Safeguard, sifatnya sementara Jika suatu negara diserbu oleh masuknya barang-barang dari luar negeri dalam jumlah besar sehingga bisa menghancurkan (injury) industri tersebut, maka pemerintah bisa membatasi jumlah impor yang masuk. Tapi inipun harus dibuktikan dahulu bahwa telah terjadi injury dan sifat perlindungannya juga sementara.
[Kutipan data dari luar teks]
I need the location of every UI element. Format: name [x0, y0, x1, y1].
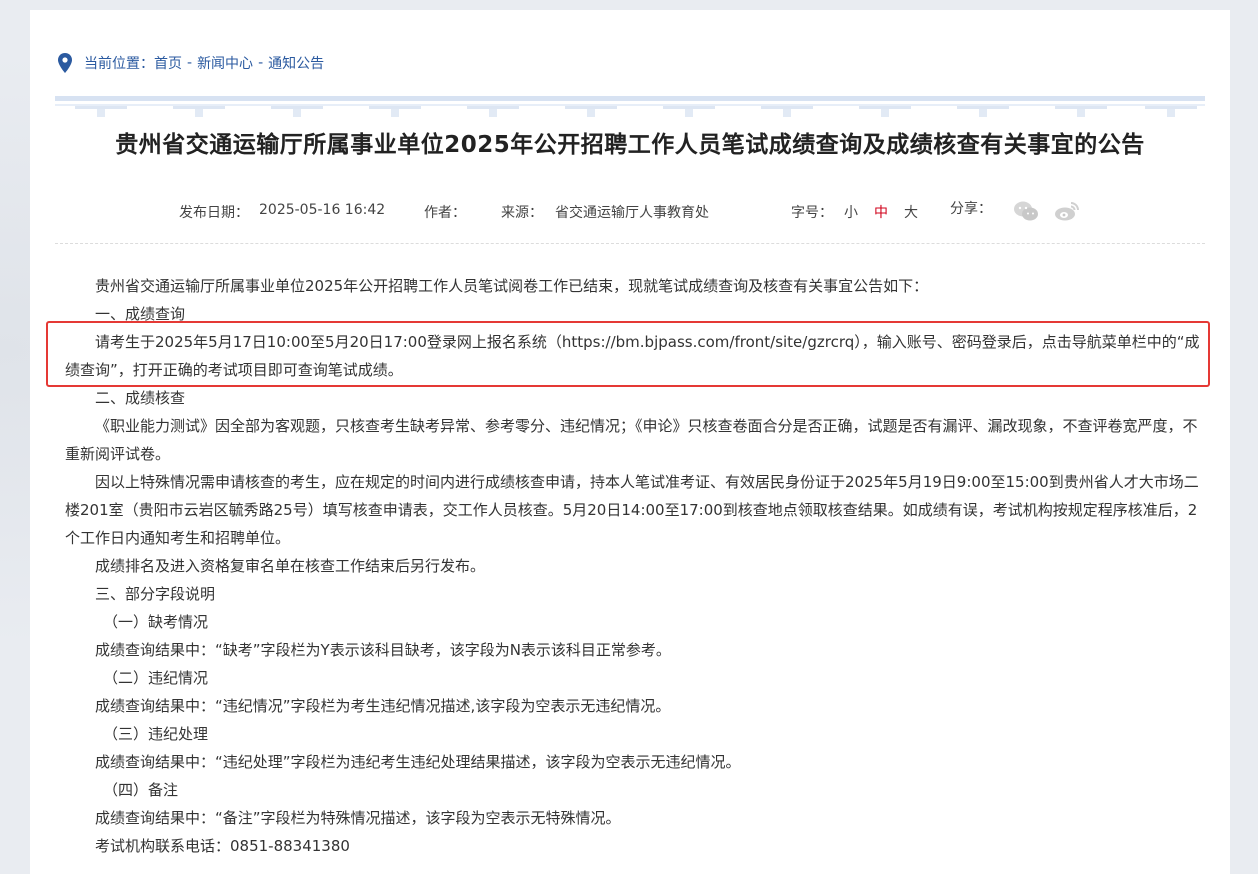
source-label: 来源：	[501, 205, 543, 221]
banner-post	[173, 106, 225, 117]
font-size-large-button[interactable]: 大	[904, 202, 918, 222]
publish-date-label: 发布日期：	[179, 205, 249, 221]
font-size-label: 字号：	[791, 205, 833, 221]
font-size-small-button[interactable]: 小	[844, 202, 858, 222]
decorative-bridge-banner	[55, 96, 1205, 117]
banner-post	[1055, 106, 1107, 117]
banner-bar	[55, 104, 1205, 106]
breadcrumb-label: 当前位置：	[84, 56, 154, 72]
body-paragraph: 《职业能力测试》因全部为客观题，只核查考生缺考异常、参考零分、违纪情况；《申论》…	[65, 417, 1198, 463]
banner-post	[271, 106, 323, 117]
section-heading: 二、成绩核查	[95, 389, 186, 407]
source-value: 省交通运输厅人事教育处	[555, 205, 709, 221]
banner-post	[859, 106, 911, 117]
publish-date: 2025-05-16 16:42	[259, 202, 386, 218]
font-size-medium-button[interactable]: 中	[874, 202, 888, 222]
subsection-heading: （二）违纪情况	[103, 669, 209, 687]
section-heading: 一、成绩查询	[95, 305, 186, 323]
body-paragraph: 成绩查询结果中：“缺考”字段栏为Y表示该科目缺考，该字段为N表示该科目正常参考。	[95, 641, 671, 659]
contact-phone: 考试机构联系电话：0851-88341380	[95, 837, 350, 855]
banner-post	[957, 106, 1009, 117]
breadcrumb: 当前位置： 首页 - 新闻中心 - 通知公告	[56, 52, 324, 74]
article-meta: 发布日期： 2025-05-16 16:42 作者： 来源： 省交通运输厅人事教…	[30, 200, 1230, 224]
banner-post	[75, 106, 127, 117]
body-paragraph: 贵州省交通运输厅所属事业单位2025年公开招聘工作人员笔试阅卷工作已结束，现就笔…	[95, 277, 929, 295]
banner-post	[565, 106, 617, 117]
banner-post	[761, 106, 813, 117]
article-title: 贵州省交通运输厅所属事业单位2025年公开招聘工作人员笔试成绩查询及成绩核查有关…	[115, 132, 1145, 158]
section-heading: 三、部分字段说明	[95, 585, 216, 603]
banner-post	[1145, 106, 1197, 117]
body-paragraph: 成绩查询结果中：“备注”字段栏为特殊情况描述，该字段为空表示无特殊情况。	[95, 809, 621, 827]
share-label: 分享：	[950, 201, 992, 217]
wechat-icon[interactable]	[1013, 200, 1039, 222]
meta-divider	[55, 243, 1205, 244]
breadcrumb-separator: -	[258, 55, 264, 71]
breadcrumb-separator: -	[187, 55, 193, 71]
banner-post	[467, 106, 519, 117]
article-body: 贵州省交通运输厅所属事业单位2025年公开招聘工作人员笔试阅卷工作已结束，现就笔…	[65, 272, 1205, 860]
breadcrumb-notice-link[interactable]: 通知公告	[268, 53, 324, 73]
weibo-icon[interactable]	[1054, 200, 1080, 222]
body-paragraph: 成绩排名及进入资格复审名单在核查工作结束后另行发布。	[95, 557, 486, 575]
breadcrumb-home-link[interactable]: 首页	[154, 53, 182, 73]
banner-post	[369, 106, 421, 117]
subsection-heading: （四）备注	[103, 781, 179, 799]
body-paragraph: 请考生于2025年5月17日10:00至5月20日17:00登录网上报名系统（h…	[65, 333, 1200, 379]
article-container: 当前位置： 首页 - 新闻中心 - 通知公告 贵州省交通运输厅所属事业单位202…	[30, 10, 1230, 874]
breadcrumb-news-link[interactable]: 新闻中心	[197, 53, 253, 73]
subsection-heading: （一）缺考情况	[103, 613, 209, 631]
banner-post	[663, 106, 715, 117]
author-label: 作者：	[424, 205, 466, 221]
banner-bar	[55, 96, 1205, 101]
body-paragraph: 因以上特殊情况需申请核查的考生，应在规定的时间内进行成绩核查申请，持本人笔试准考…	[65, 473, 1199, 547]
location-pin-icon	[58, 53, 72, 73]
body-paragraph: 成绩查询结果中：“违纪情况”字段栏为考生违纪情况描述,该字段为空表示无违纪情况。	[95, 697, 671, 715]
subsection-heading: （三）违纪处理	[103, 725, 209, 743]
body-paragraph: 成绩查询结果中：“违纪处理”字段栏为违纪考生违纪处理结果描述，该字段为空表示无违…	[95, 753, 741, 771]
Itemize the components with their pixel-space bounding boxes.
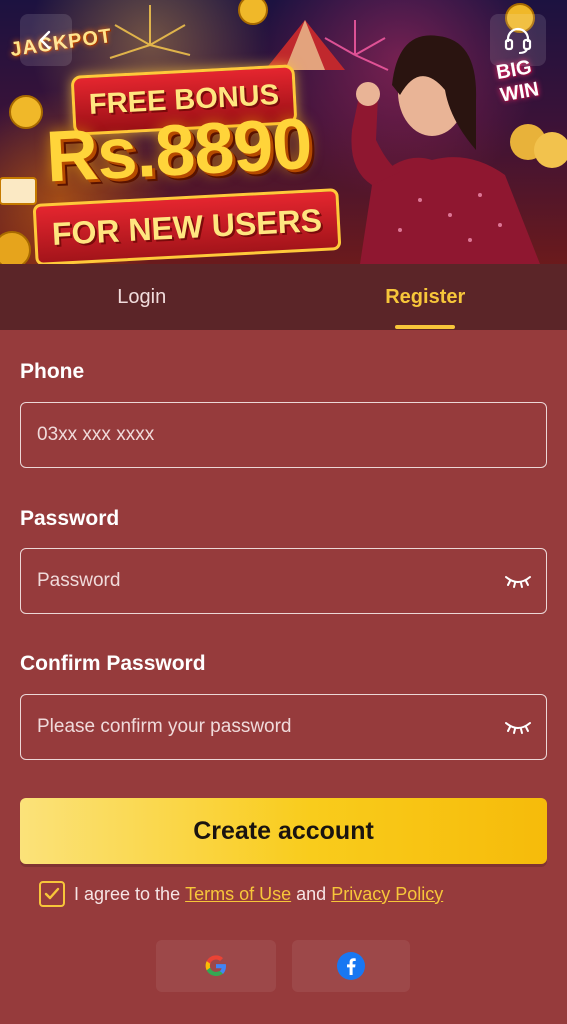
checkmark-icon	[44, 887, 60, 900]
customer-support-button[interactable]	[490, 14, 546, 66]
facebook-login-button[interactable]	[292, 940, 410, 992]
password-field	[20, 548, 547, 614]
facebook-icon	[337, 952, 365, 980]
password-input[interactable]	[21, 549, 496, 613]
confirm-password-input[interactable]	[21, 695, 496, 759]
promo-amount: Rs.8890	[44, 103, 314, 198]
auth-tabs: Login Register	[0, 264, 567, 330]
privacy-policy-link[interactable]: Privacy Policy	[331, 884, 443, 905]
google-icon	[205, 955, 226, 976]
confirm-password-label: Confirm Password	[20, 652, 206, 675]
create-account-button[interactable]: Create account	[20, 798, 547, 864]
chevron-left-icon	[39, 30, 51, 50]
eye-closed-icon	[505, 722, 531, 734]
tab-login[interactable]: Login	[0, 264, 284, 330]
confirm-password-field	[20, 694, 547, 760]
agreement-and-text: and	[296, 883, 327, 904]
tab-register[interactable]: Register	[284, 264, 567, 330]
google-login-button[interactable]	[156, 940, 276, 992]
headset-icon	[504, 27, 532, 54]
terms-of-use-link[interactable]: Terms of Use	[185, 884, 291, 905]
confirm-password-visibility-toggle[interactable]	[496, 694, 540, 760]
password-label: Password	[20, 507, 120, 530]
register-page: JACKPOT BIG WIN FREE BONUS Rs.8890 FOR N…	[0, 0, 567, 1024]
back-button[interactable]	[20, 14, 72, 66]
agreement-row: I agree to the Terms of Use and Privacy …	[39, 878, 443, 910]
phone-input[interactable]	[21, 403, 546, 467]
eye-closed-icon	[505, 576, 531, 588]
password-visibility-toggle[interactable]	[496, 548, 540, 614]
agree-checkbox[interactable]	[39, 881, 65, 907]
promo-banner[interactable]: JACKPOT BIG WIN FREE BONUS Rs.8890 FOR N…	[0, 0, 567, 264]
agreement-prefix-text: I agree to the	[74, 883, 181, 904]
phone-label: Phone	[20, 360, 85, 383]
phone-field	[20, 402, 547, 468]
Rules of origin, sekarang ini ada banyak perusahaan asing yang melakukan penanaman modal di Cina. Mereka banyak impor komponen dari negeri asalnya dan merakitnya di Cina. Ketentuan kandungan lokal dalam ACFTA adalah sekurang-kurangnya 40%. Tapi perusahaan-perusahaan asing ini bisa mengurangi impor bahan/komponen ini dan lebih banyak pakai produk China supaya bisa diekspor ke negara-negara lain. Batasan kandungan lokal ini juga tidak terlalu menghambat, karena masih memungkinkan kandungan asing hingga maksimal 60%. (Kementerian Perdagangan) Paling tidak untuk sementara waktu bisa sedikit menahan masuknya barang-barang dari Cina.

Manfaatkan persyaratan halal. Manfaatkan persyaratan kesehatan. Mengupayakan laju inflasi yang rendah dengan nilai tukar yang stabil. Bila laju inflasi tinggi, maka harga barangbarang buatan Indonesia akan naik. Jangan membiarkan nilai tukar Rupiah terhadap valuta asing terlalu cepat menguat, karena ini akan membuat harga produk Indonesia dalam mata uang asing semakin tinggi. Ini dimungkinkan karena Indonesia pada kenyataannya menerapkan sistimmanaged floating, apalagi meningkatnya cadangan devisa kita akhir-akhir ini disebabkan oleh besarnya arus masuknya penanaman modal porto folio bukan karena ekspor sector riil.

Meningkatkan efisiensi dan daya saing produk Indonesia dengan antara lain membangun infrastruktur. Ini membutuhkan waktu yang lama sementara persaingan tajam sudah dimulai. Anjuran beberapa pihak di Indonesia untuk menurunkan suku bunga atau meningkatkan efisiensi dan daya saing adalah baik-baik saja, karena ini sangat diperlukan untuk menghadapi para pesaing kita siapun dia. Ini adalah resep umum kalau Indonesia mengadakan FTA dengan India, Eropa, Jepang, Amerika, Afrika Selatan, dsb. Tetapi dalam menghadapi persaingan dari Cina, tetap saja Cina tidak bisa dilawan, karena harga barang-barangnya sangat rendah. Semua negara di dunia sudah kewalahan menghadapi persaingan dari Cina. Pertanyaan yang juga penting adalah apakah dominasi produk Cina sifatnya jangka pendek atau jangka panjang. Kemungkinan dominasi produk masih akan berlangsung cukup lama dalam jangka menengah antara 5 hingga 10 tahun. Dalam jangka panjang negara-negara anggota ASEAN baru bisa memetik keuntungan dari FTA ini, tetapi sementara itu sudah banyak perusahaan dalam negeri yang bangkrut (bandingkan Thangavelu). Jadi ACFTA benarbenar merupakan ancaman yang serius bagi Indonesia.